The findings of the panel are extensive and drill down into a number of factors including race, gender, age, employment history, deployment history, and stressors.
While the findings are preliminary, there is still much work to be done.
"We will share the findings with our senior leaders, Army leaders and Department of Defense leaders," Mojica said. "We have never seen the data presented like this. As we continue expanding the program, we are improving our data collection process compared to what it was in the past."
Mojica said that by collecting better data, they are able to see a "clear picture of where the issues are across the Army Reserve.
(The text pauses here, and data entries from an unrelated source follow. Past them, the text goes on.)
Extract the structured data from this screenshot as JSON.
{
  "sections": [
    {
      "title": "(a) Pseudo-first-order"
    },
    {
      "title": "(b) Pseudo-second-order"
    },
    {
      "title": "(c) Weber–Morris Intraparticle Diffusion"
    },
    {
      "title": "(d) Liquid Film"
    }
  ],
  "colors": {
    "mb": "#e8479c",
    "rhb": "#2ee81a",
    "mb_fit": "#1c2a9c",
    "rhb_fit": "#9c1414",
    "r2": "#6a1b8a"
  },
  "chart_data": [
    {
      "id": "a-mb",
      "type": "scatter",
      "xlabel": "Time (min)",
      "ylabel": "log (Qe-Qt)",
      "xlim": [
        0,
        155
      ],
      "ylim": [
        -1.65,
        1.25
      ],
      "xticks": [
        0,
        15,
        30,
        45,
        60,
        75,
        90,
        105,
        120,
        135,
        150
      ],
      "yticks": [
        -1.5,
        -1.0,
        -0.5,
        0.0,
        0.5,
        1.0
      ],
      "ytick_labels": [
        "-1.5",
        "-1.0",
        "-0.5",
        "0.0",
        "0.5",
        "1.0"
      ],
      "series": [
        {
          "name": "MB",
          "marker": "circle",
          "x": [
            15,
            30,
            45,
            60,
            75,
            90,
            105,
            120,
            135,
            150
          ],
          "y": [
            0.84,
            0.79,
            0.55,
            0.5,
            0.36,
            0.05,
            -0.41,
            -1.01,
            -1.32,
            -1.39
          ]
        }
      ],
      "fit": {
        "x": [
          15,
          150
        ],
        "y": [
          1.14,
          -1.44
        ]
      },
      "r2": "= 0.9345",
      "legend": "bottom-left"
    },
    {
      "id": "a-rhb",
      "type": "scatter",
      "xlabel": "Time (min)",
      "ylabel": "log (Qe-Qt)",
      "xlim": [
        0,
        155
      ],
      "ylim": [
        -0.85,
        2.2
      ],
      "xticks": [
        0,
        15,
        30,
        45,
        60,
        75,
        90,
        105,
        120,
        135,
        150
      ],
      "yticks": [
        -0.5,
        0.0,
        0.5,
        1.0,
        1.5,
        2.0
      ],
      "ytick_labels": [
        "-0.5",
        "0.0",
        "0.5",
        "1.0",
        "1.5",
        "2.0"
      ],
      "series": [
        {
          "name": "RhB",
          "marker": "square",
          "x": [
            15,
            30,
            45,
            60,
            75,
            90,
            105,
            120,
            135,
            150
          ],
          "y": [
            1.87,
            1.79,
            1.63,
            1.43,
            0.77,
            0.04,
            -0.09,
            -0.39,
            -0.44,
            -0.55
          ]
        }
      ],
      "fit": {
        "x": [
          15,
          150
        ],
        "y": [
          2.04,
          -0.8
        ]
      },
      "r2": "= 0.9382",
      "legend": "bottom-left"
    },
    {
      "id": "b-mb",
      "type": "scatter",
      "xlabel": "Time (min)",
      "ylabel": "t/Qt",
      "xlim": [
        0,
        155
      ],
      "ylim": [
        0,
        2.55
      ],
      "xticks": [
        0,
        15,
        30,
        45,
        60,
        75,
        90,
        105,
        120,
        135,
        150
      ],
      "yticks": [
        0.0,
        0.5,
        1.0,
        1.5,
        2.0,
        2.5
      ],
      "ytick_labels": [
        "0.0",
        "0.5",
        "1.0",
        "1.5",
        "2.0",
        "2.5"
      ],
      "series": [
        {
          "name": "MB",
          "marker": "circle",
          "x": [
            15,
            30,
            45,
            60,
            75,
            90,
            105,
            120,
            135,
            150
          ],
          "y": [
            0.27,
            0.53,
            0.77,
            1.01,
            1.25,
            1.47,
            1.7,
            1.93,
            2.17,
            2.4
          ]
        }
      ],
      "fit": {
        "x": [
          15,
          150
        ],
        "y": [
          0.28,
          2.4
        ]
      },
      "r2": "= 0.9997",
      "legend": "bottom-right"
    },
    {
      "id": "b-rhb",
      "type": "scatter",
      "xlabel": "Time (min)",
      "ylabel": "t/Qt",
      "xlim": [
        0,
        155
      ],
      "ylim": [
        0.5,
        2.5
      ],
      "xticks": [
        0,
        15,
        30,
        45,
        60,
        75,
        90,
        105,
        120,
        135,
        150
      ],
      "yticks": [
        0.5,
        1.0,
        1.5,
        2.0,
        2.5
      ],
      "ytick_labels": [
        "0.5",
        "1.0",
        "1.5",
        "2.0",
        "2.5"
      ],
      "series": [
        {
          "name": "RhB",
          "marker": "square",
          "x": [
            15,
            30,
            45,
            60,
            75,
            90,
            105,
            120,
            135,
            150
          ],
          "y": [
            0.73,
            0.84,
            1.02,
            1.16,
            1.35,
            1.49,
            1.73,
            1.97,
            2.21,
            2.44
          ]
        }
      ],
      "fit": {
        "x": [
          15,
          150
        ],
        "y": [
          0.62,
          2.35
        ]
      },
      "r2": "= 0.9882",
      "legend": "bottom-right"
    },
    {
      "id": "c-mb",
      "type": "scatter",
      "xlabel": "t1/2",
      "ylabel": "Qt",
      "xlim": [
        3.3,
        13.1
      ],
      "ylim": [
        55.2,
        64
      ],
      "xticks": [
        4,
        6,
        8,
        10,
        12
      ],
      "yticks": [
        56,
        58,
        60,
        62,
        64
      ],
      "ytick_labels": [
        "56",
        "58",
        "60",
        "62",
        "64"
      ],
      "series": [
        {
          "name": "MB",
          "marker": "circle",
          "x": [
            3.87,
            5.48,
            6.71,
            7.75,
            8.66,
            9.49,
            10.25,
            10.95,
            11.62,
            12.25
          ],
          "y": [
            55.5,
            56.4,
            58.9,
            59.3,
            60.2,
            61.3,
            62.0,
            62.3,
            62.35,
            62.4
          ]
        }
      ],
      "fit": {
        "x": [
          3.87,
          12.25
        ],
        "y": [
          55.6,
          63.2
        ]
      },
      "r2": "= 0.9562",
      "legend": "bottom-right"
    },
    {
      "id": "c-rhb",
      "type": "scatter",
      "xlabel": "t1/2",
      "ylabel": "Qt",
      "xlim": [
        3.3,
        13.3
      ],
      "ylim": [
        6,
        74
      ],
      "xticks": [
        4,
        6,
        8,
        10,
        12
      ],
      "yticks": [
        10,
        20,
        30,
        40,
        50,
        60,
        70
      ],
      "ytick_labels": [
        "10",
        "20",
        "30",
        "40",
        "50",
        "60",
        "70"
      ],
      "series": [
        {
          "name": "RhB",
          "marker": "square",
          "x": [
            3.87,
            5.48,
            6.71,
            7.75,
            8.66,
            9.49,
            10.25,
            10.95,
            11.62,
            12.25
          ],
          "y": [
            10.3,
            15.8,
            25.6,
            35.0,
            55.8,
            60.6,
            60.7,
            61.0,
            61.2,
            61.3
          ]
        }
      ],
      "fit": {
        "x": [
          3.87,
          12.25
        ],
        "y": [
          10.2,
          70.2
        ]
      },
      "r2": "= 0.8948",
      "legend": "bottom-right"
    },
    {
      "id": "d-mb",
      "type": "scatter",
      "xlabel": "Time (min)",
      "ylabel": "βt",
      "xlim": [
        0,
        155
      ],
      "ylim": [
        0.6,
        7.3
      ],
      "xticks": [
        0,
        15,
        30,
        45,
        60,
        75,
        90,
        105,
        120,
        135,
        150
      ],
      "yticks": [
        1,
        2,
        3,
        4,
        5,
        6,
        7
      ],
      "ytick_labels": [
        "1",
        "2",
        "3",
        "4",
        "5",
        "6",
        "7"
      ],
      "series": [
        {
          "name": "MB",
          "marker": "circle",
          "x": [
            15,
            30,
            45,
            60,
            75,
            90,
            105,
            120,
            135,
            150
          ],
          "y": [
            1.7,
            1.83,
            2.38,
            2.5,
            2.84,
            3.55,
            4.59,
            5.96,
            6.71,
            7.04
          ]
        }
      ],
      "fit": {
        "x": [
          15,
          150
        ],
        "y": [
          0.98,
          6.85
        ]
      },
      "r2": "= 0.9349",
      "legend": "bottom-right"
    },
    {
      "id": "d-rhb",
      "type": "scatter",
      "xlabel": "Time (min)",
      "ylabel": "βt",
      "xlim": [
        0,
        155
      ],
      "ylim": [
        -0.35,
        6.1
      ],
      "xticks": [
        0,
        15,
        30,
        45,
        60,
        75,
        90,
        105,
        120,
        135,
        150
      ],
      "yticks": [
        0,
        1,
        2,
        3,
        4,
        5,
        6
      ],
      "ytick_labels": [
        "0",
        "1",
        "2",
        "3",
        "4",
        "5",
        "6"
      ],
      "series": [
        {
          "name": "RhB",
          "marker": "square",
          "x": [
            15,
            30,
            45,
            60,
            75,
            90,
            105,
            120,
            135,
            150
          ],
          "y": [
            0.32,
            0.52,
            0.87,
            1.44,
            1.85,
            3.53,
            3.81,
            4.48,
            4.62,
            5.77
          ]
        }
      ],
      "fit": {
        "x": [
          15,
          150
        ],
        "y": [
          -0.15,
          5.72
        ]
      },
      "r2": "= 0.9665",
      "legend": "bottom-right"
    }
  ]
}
As a result, we are able to tailor our strategies to build life-coping and emotion-coping skills."
He said one of the interesting outcomes of the panel review was the correlation between where the Soldiers lived and the population of those communities.
According to their findings, 59 percent of suicides occurred in FBI-ranked "most dangerous communities," a figure that coincides with 48 percent of suicides occurring in communities with populations between 10,000 and 99,000.
"We need to make commanders aware of these things so they can communicate better with their Soldiers," Mojica said. "Our guess, if you look at a city the size of New York, their suicide numbers are lower because they have more resources. But in a rural area, they don't have the same resources."
Mojica said the way ahead is to step-up how leaders reach out to Soldiers in geographically dispersed areas.
"One thing we cannot do is become complacent; we have to keep up the pressure," Mojica said. "We are attacking this from a number of fronts."